The Stump

By Amy Waeschle

March 7, 2014


Chris Sardelis

The first time I tried to surf the wave east of the Elwha River mouth in Washington, I thought I was going to get shot. I was driving uninvited on tribal land with surfboards on my roof rack when a teenager flagged me down through the fog. He warned me about the Man With the Shotgun and his leave-no-surfer-behind program. Weeks later, outfitted with a better map, I discovered a safer route to the coast that involved a muddy hike and a brisk paddle across the swift and seemingly bottomless Elwha. I quickly grew to love the wildness of the place as much as the thrill of surfing its fast, fickle wave.

And now that wave is gone. Poof. A casualty of one of the most significant environmental victories in Washington State history.

Christened "the Stump" by surfers, who used an uprooted tree marooned on the beach as a landmark, the wave would materialize out of the green-gray Strait of Juan de Fuca into a steep slope perfect for stopping your heart. I've scored rocket-fast rides at the Stump that left me so smitten with speed that my smiling muscles ached. I've also been skunked, outsurfed by old-timers, and scared witless. 

Upstream from where we surfed, the Elwha was clogged by two dams that had been constructed in the early 1900s to furnish hydroelectricity for the region's pulp and paper industry. Built without fish passages, the dams blocked more than 70 miles of salmon spawning habitat. In 1990, as a geology student at the University of Washington, I was among the thousands of people who lobbied to have them torn down. Let the river run free, I wrote to my congressman. Let the salmon come home. And in 1992, Congress granted our wish by passing the Elwha River Ecosystem and Fisheries Restoration Act.

Workers began dismantling the dams in late 2011. Already, the river's salmon population is rebounding. In a one-day survey of the river last September, biologists counted more than 1,700 salmon—an encouraging sign given that yearly numbers have remained below 3,000 since 1986. The best part: 75 percent of the fish were found up-river from the old Elwha dam site. 

Not too long ago, I visited the place where the Stump used to be. The cobbled bank remained, but the beach I remembered—a narrow strip of mango-size green and brown rocks—had been otherwise reconfigured. A mattress of compressed sticks cushioned my steps. Skeleton-white or partially barked, the woody tidbits had been flushed down the watershed, tumbled by currents and tides, and pushed ashore by storms.

I stepped down from the driftwood boneyard onto a football field of charcoal-gray sand that covered the zone where the wave used to break. My boots made deep footprints where knee-high water once flowed. 
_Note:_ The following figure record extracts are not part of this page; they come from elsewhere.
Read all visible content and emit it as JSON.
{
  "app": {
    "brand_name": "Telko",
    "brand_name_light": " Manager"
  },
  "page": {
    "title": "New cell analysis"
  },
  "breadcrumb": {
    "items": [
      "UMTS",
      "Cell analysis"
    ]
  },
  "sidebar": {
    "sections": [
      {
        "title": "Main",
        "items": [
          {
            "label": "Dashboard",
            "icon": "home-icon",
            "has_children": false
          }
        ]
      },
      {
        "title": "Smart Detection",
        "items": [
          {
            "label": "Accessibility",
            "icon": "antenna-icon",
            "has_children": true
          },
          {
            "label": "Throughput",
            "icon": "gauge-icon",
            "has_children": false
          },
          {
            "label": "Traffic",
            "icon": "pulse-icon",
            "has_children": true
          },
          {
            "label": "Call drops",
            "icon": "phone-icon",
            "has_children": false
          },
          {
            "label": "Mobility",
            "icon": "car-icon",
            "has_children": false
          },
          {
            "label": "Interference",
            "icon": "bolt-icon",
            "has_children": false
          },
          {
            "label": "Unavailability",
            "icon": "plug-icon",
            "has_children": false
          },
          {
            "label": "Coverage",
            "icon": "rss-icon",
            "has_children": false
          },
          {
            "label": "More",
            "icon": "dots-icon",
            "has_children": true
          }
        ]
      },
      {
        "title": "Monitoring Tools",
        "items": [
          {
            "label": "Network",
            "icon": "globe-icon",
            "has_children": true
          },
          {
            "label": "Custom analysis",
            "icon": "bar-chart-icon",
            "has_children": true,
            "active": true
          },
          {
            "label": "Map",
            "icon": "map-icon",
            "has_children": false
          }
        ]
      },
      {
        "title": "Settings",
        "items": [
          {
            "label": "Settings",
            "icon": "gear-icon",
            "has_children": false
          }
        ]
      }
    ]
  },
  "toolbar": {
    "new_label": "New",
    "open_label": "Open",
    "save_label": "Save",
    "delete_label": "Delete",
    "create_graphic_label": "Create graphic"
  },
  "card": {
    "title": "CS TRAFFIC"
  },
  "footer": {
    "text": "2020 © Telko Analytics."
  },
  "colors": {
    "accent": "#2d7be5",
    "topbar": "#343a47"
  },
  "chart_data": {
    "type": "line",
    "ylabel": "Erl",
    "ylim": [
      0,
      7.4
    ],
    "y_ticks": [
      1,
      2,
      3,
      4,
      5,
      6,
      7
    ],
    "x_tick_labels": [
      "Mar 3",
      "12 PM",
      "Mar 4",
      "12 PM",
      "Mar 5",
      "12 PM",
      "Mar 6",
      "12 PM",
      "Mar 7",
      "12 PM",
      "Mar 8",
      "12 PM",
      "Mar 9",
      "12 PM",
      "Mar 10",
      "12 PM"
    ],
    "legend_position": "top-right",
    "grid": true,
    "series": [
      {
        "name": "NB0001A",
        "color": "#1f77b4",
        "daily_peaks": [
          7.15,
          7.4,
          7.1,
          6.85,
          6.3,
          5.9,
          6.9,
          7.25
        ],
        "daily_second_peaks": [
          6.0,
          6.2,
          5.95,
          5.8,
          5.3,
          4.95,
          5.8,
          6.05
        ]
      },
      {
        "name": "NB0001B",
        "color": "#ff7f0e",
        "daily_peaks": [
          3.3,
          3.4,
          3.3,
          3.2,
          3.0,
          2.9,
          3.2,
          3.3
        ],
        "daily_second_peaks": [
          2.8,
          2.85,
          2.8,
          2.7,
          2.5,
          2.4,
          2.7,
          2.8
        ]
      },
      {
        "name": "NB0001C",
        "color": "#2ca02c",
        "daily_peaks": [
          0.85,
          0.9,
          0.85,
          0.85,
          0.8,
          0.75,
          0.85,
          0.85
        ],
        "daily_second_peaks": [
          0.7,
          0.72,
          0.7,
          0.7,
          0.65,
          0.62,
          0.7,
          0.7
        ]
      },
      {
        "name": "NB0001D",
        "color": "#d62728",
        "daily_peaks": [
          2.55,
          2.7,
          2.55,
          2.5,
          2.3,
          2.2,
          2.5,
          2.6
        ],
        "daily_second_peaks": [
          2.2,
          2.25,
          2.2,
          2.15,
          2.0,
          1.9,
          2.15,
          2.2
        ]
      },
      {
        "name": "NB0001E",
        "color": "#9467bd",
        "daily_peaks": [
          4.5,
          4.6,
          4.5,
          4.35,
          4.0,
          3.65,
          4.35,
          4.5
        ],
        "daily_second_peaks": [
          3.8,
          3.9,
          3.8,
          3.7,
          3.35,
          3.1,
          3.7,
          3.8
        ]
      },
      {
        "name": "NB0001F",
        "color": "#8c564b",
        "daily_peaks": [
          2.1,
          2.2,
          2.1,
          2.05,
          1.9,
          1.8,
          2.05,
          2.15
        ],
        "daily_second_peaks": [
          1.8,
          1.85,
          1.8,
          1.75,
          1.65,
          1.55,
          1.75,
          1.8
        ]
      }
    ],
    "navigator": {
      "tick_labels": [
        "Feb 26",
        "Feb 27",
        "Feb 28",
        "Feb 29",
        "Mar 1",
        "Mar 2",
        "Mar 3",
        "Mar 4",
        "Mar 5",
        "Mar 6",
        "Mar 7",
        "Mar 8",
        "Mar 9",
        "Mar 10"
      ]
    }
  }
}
Before I was a surfer, I was an environmentalist. And as a surfer, I find that my environmental connection has only deepened—how could it not? Surfers don't just appreciate nature; we bathe in it. We worship healthy oceans, and by extension clean beaches, big old trees, and wild fish. But saying goodbye to a good wave isn't easy.

Maybe decent surf will break here again someday, after the river and ocean rework the remaining 70 percent of the sediment yet to flow downstream. It might even be a better wave, a more consistent wave. Or maybe the place once known as the Stump will remain just another wild and empty Pacific Northwest beach. I can picture my daughters running across the sand with buckets and shovels, their pant legs bunched at the knees. They'll build sand castles and dig pits and play in the crystalline wavelets lapping the shore. When the sun dips behind the ancient trees, we'll gather around a driftwood fire, and I will tell them about the wave that used to break here, like a gift from the ocean gods, and I will tell them why I'm glad that it's gone.